Running With Tears In My Eyes
Today was not about kilometres, it was about how long will it take to shake off those heavy feelings.Amanda Mandry, AKA The Simple Mindful Runner
I run without listening to music. Running for me is mindfulness in motion. I like to tune in to my mind, my breathing and my body like doing a deep scan without music to distract me. I observe my physiology. Are there any aches, tensions, discomfort, heaviness in my body? I shake out the tension. I imagine a healing liquid refreshing and smoothing out aches in my joints. Are there any recurring thoughts? Yes. And recurring images and sounds. Lots. And beliefs? Yes, which aren’t very productive.
I observe that I am clearly altered and I have tears in my eyes. They want to fall but they can’t. They just stay there. I put names to my feelings. There’s sadness, there’s anger, there’s frustration.
I’m the sort of person that needs to move my body to think more clearly. I’m not at my best sat at a desk working on a computer. I guess this is partly why running has become part of my life, and cold showers, and active meditation. I need to jiggle my brain and vigorously move my body into firing it up, to get the right chemicals flowing. Then I can put the world and myself to rights and get on with the rest of the day. Sitting for long amounts of time doesn’t work for me so well.
Back to the non-falling tears.
I have a fear of hairdressers. I have a fear of someone taking a pair of scissors and wreaking havoc on my hair. I have only felt satisfied and comfortable with two hairdressers and curiously they were both male, and gay. I haven’t been to a hairdressers in a long time as a result. I finally decided it was time to give my hair some TLC and a much needed cut and chance one of the local hairdressers in the village I am now living in.
I explained to the young female hairdresser I have had long hair for many years and I prefer it that way. I stressed I wanted my hair no shorter than my shoulders. She said people “my age” should have shorter hair as it makes them look younger, then SNIP went the scissors! She striked straight across a large length of hair and then said “I’ve taken all this off” whilst holding it in her hand! I was dumbfounded. I didn’t know how to react in this moment. I said I don’t want it short. She snipped away and started thinning out my wavy hair. It was the kind of end result I had feared.
Two days later…
Today I run. I run with the sadness of having lost my long wavy hair. I reframe that thought of loss with summer’s coming and it will grow back fast and healthy. I can also jazz it up with some colourful scarfs and accesories in the meantime. But there’s still a heavy feeling. The feeling of frustration of not having asserted myself clearly to the hairdresser and say exactly how I felt about my haircut. The anger of such disrespect and disregard towards my own personal wishes, taking authority over my hair and saying how people “my age” should have their hair! Snipping it off unsensitively with one sheer strike without asking how much to cut. Every person is a world, with their own personal preferences. Seeking advice from a professional is good, but to take over and make someone look like how they think they ought to look in their world is SO WRONG!

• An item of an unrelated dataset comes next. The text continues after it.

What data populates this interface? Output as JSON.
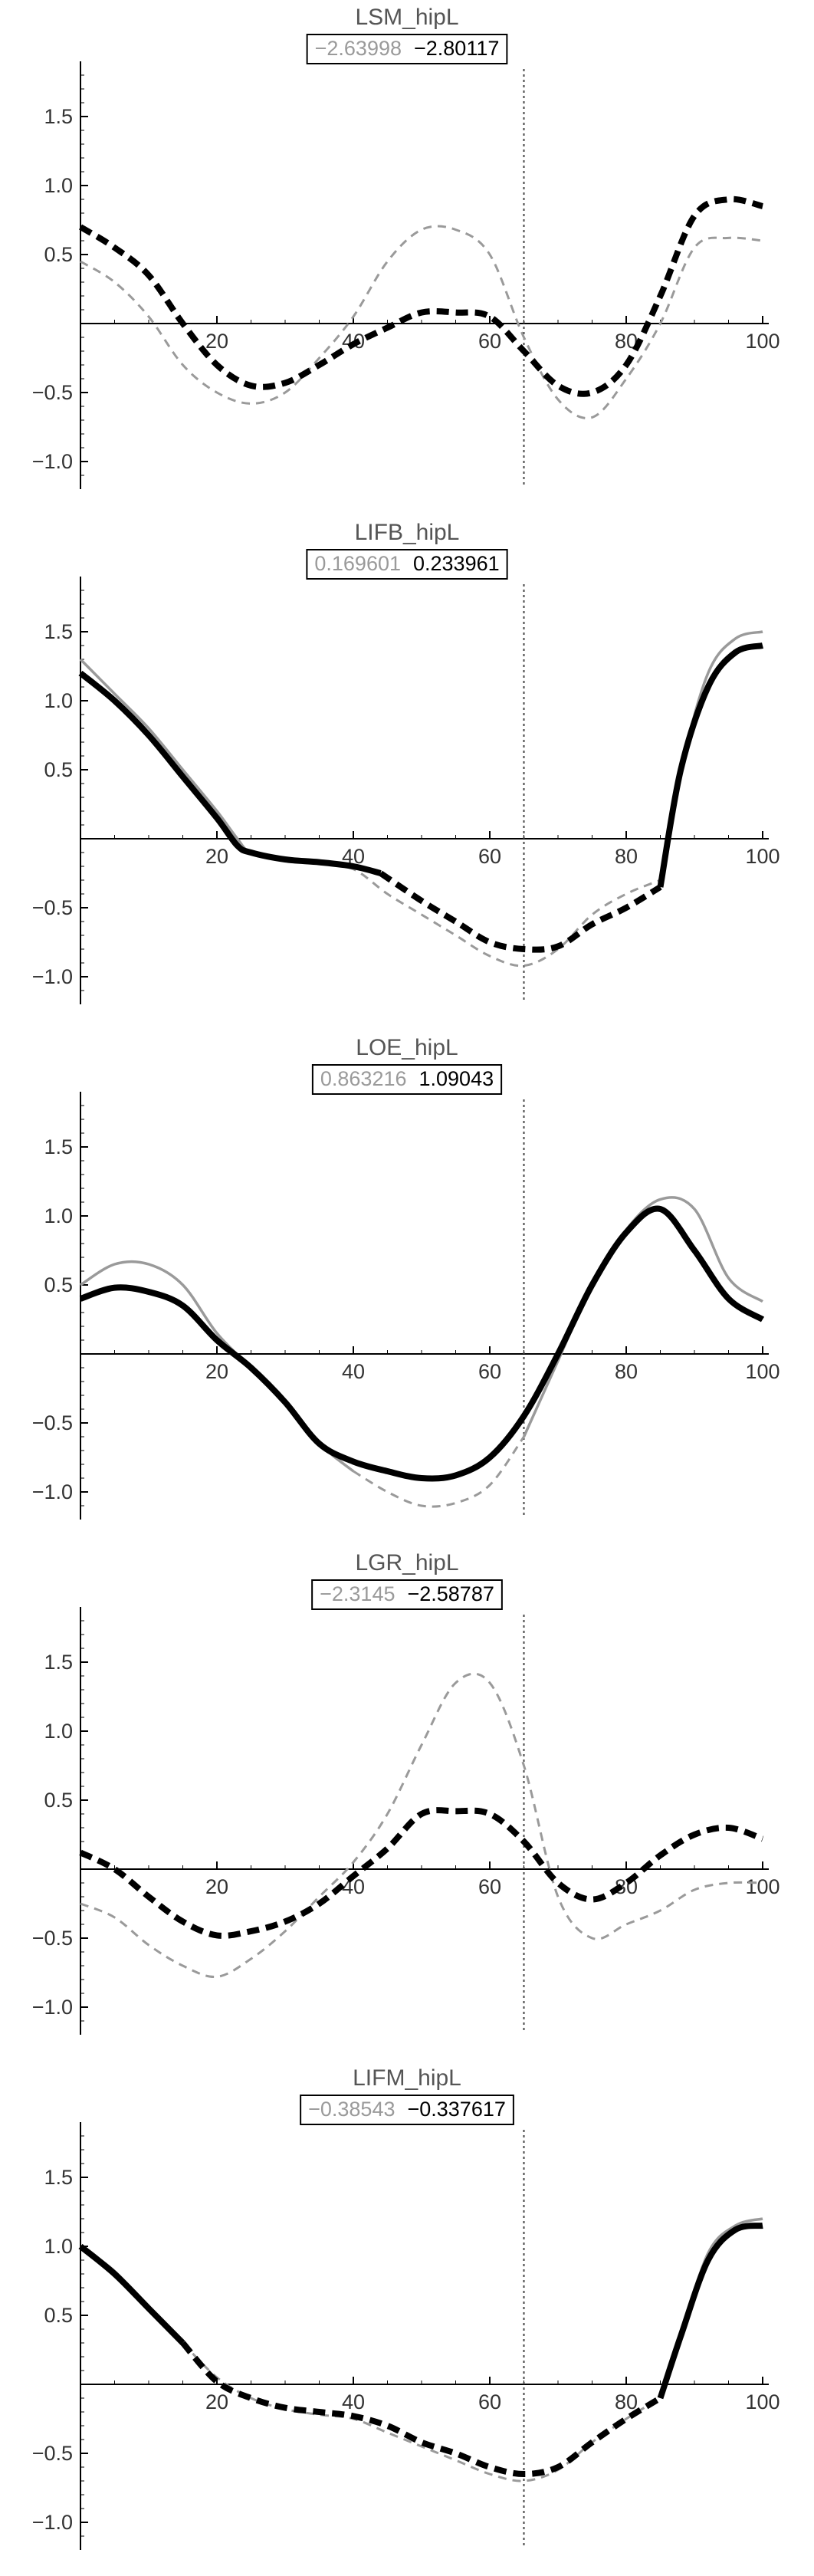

I grew up feeling like an oddball, the black sheep, and it’s only been in my later years that I have learnt that to be my authentic quirky self is a virtue and not a curse, regardless of how “different” I may seem in other people’s eyes. Now I’ve been moulded into a certain look by the hairdresser that’s certainly not my look. I’m not happy…
A flashback on my run came to me. When I was a teacher in a private school I had a student who was regarded by other members of staff as a low-ability child, a struggler, with very little concentration and hyperactive. He did struggle, especially with reading. Normally the children came to my desk and sat and read to me. I decided one day to try something different with this particular student. I told him he could read standing beside my desk and wiggle his body at the same time. He started jiggling and wiggling and it turned into a funny kind of dance. And guess what happened? His reading flowed, he was absorbed and concentrated. It was incredible…until the headmistress passed my window, stormed in, bellowed at me and the student for allowing such ridiculous behaviour and that it must never happen again , despite me trying to explain my motive for his wiggling whilst reading.

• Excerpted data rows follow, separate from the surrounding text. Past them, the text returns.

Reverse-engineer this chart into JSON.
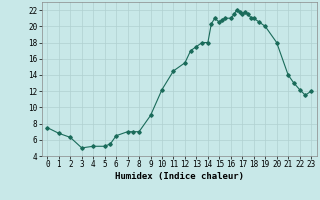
{
  "x_all": [
    0,
    1,
    2,
    3,
    4,
    5,
    5.5,
    6,
    7,
    7.5,
    8,
    9,
    10,
    11,
    12,
    12.5,
    13,
    13.5,
    14,
    14.3,
    14.6,
    15,
    15.2,
    15.5,
    16.0,
    16.3,
    16.5,
    16.8,
    17.0,
    17.2,
    17.5,
    17.8,
    18.0,
    18.5,
    19,
    20,
    21,
    21.5,
    22,
    22.5,
    23
  ],
  "y_all": [
    7.5,
    6.8,
    6.3,
    5.0,
    5.2,
    5.2,
    5.5,
    6.5,
    7.0,
    7.0,
    7.0,
    9.0,
    12.2,
    14.5,
    15.5,
    17.0,
    17.5,
    18.0,
    18.0,
    20.3,
    21.0,
    20.5,
    20.8,
    21.0,
    21.0,
    21.5,
    22.0,
    21.8,
    21.5,
    21.8,
    21.5,
    21.0,
    21.0,
    20.5,
    20.0,
    18.0,
    14.0,
    13.0,
    12.2,
    11.5,
    12.0
  ],
  "line_color": "#1a6b5a",
  "marker_color": "#1a6b5a",
  "bg_color": "#c8e8e8",
  "grid_color": "#b0d0d0",
  "xlabel": "Humidex (Indice chaleur)",
  "ylim": [
    4,
    23
  ],
  "xlim": [
    -0.5,
    23.5
  ],
  "yticks": [
    4,
    6,
    8,
    10,
    12,
    14,
    16,
    18,
    20,
    22
  ],
  "xticks": [
    0,
    1,
    2,
    3,
    4,
    5,
    6,
    7,
    8,
    9,
    10,
    11,
    12,
    13,
    14,
    15,
    16,
    17,
    18,
    19,
    20,
    21,
    22,
    23
  ],
  "tick_fontsize": 5.5,
  "xlabel_fontsize": 6.5
}
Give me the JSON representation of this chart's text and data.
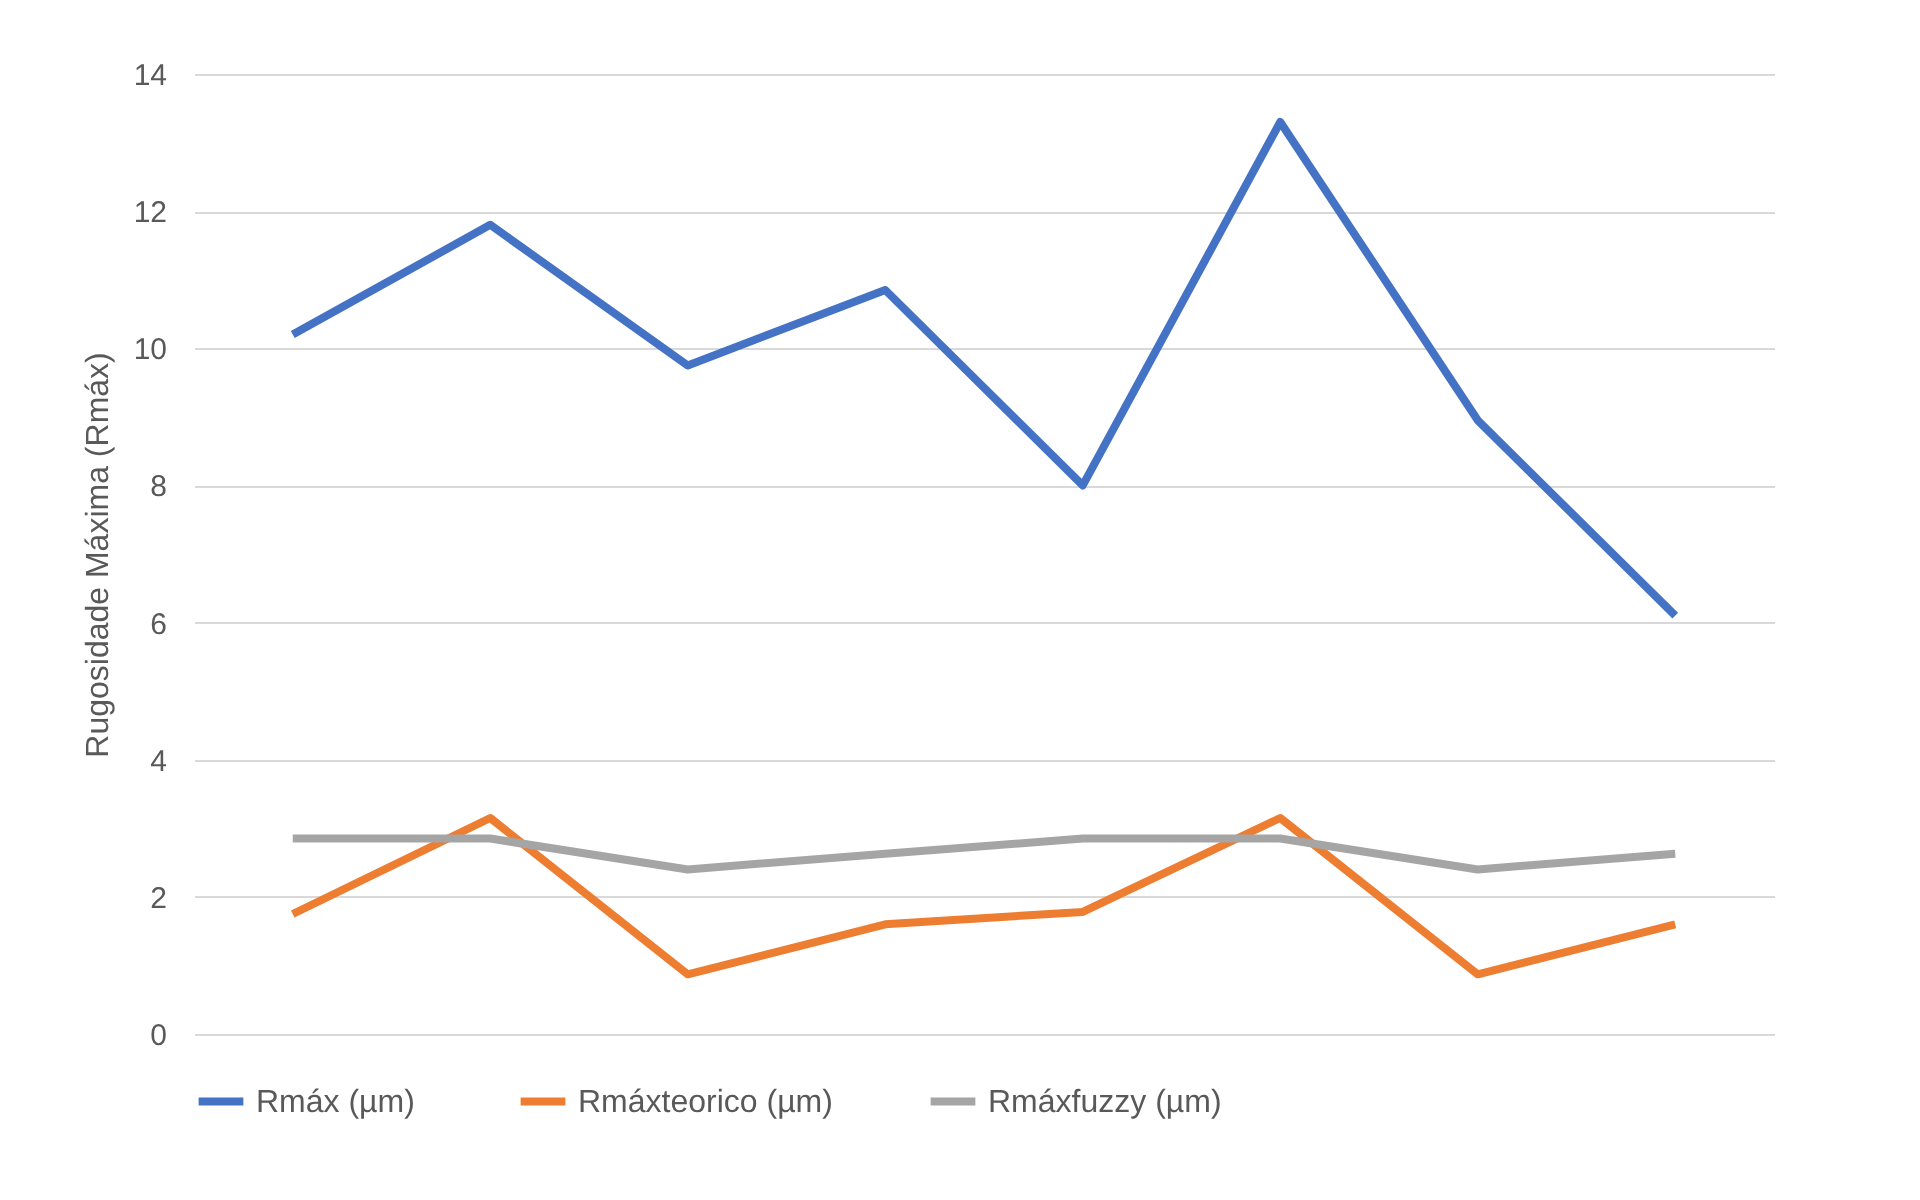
{
  "chart_data": {
    "type": "line",
    "ylabel": "Rugosidade Máxima (Rmáx)",
    "categories": [
      null,
      null,
      null,
      null,
      null,
      null,
      null,
      null
    ],
    "series": [
      {
        "name": "Rmáx  (µm)",
        "color": "#4472c4",
        "values": [
          10.2,
          11.8,
          9.75,
          10.85,
          8.0,
          13.3,
          8.95,
          6.1
        ]
      },
      {
        "name": "Rmáxteorico (µm)",
        "color": "#ed7d31",
        "values": [
          1.75,
          3.15,
          0.87,
          1.6,
          1.78,
          3.15,
          0.87,
          1.6
        ]
      },
      {
        "name": "Rmáxfuzzy (µm)",
        "color": "#a5a5a5",
        "values": [
          2.85,
          2.85,
          2.4,
          2.63,
          2.85,
          2.85,
          2.4,
          2.63
        ]
      }
    ],
    "ylim": [
      0,
      14
    ],
    "yticks": [
      0,
      2,
      4,
      6,
      8,
      10,
      12,
      14
    ],
    "grid": "y",
    "legend": "bottom",
    "tick_labels": "y",
    "marker": "none",
    "line_style": "solid"
  }
}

In her world, it wasn’t the type of behaviour that a student should display in class, and certainly not whilst reading. What he did was harmless. He was doing so well with the reading. Unfortunately, fixed ideas are part of many other people’s worlds too. However, I understand how important it is not to try and fit everyone into the same box, and allow for individual expression if it doesn’t harm themself or others, rather than imposing authority. I wonder if he felt disregarded and disrespected for not being allowed to express and be himself?

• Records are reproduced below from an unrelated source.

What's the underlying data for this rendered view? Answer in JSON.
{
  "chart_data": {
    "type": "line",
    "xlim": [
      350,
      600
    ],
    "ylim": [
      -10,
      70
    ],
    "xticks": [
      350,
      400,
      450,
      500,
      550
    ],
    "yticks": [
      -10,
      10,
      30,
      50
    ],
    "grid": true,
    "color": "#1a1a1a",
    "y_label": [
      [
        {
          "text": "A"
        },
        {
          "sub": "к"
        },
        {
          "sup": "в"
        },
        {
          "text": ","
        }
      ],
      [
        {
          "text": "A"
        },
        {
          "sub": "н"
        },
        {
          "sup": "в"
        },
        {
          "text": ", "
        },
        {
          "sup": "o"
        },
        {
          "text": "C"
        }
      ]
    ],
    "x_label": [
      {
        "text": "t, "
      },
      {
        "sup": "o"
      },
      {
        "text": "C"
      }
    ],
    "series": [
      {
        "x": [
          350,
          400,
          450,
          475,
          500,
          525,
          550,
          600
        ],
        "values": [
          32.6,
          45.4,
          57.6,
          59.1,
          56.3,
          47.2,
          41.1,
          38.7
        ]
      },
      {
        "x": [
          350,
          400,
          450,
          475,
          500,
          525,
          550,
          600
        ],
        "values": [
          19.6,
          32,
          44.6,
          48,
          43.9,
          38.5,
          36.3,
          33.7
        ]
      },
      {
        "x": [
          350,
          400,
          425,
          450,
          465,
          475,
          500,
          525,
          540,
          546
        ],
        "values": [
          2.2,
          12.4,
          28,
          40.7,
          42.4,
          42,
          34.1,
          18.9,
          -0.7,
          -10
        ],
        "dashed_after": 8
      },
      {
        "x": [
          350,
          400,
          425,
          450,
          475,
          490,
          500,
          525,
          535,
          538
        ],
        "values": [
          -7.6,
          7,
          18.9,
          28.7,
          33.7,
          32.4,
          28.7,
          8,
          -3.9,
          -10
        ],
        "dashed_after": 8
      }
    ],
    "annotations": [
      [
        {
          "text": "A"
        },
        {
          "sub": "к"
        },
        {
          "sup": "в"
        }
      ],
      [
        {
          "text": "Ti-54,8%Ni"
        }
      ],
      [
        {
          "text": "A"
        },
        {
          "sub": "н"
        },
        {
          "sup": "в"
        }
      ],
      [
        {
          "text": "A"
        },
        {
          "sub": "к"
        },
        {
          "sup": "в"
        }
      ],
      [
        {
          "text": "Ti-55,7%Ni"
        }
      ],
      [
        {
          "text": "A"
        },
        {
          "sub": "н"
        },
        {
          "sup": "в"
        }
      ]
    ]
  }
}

14km later. The tears have gone. I struggle to have a good cathartic cry these days anyway. I think about my crisis as a mini trivial one in comparison to what other people may be suffering. I’ve moved my body and my mind has cleared a lot garbage and it feels better, but not quite 100%. I probably started off my run on a scale of 8 out of 10 in terms of feeling low and finished the run bringing it down to a 3 which is more than half. The cold shower to finish brought that down to a 2 and writing this a 1! Sometimes getting your thoughts out there on paper or on a computer screen is therapeutic!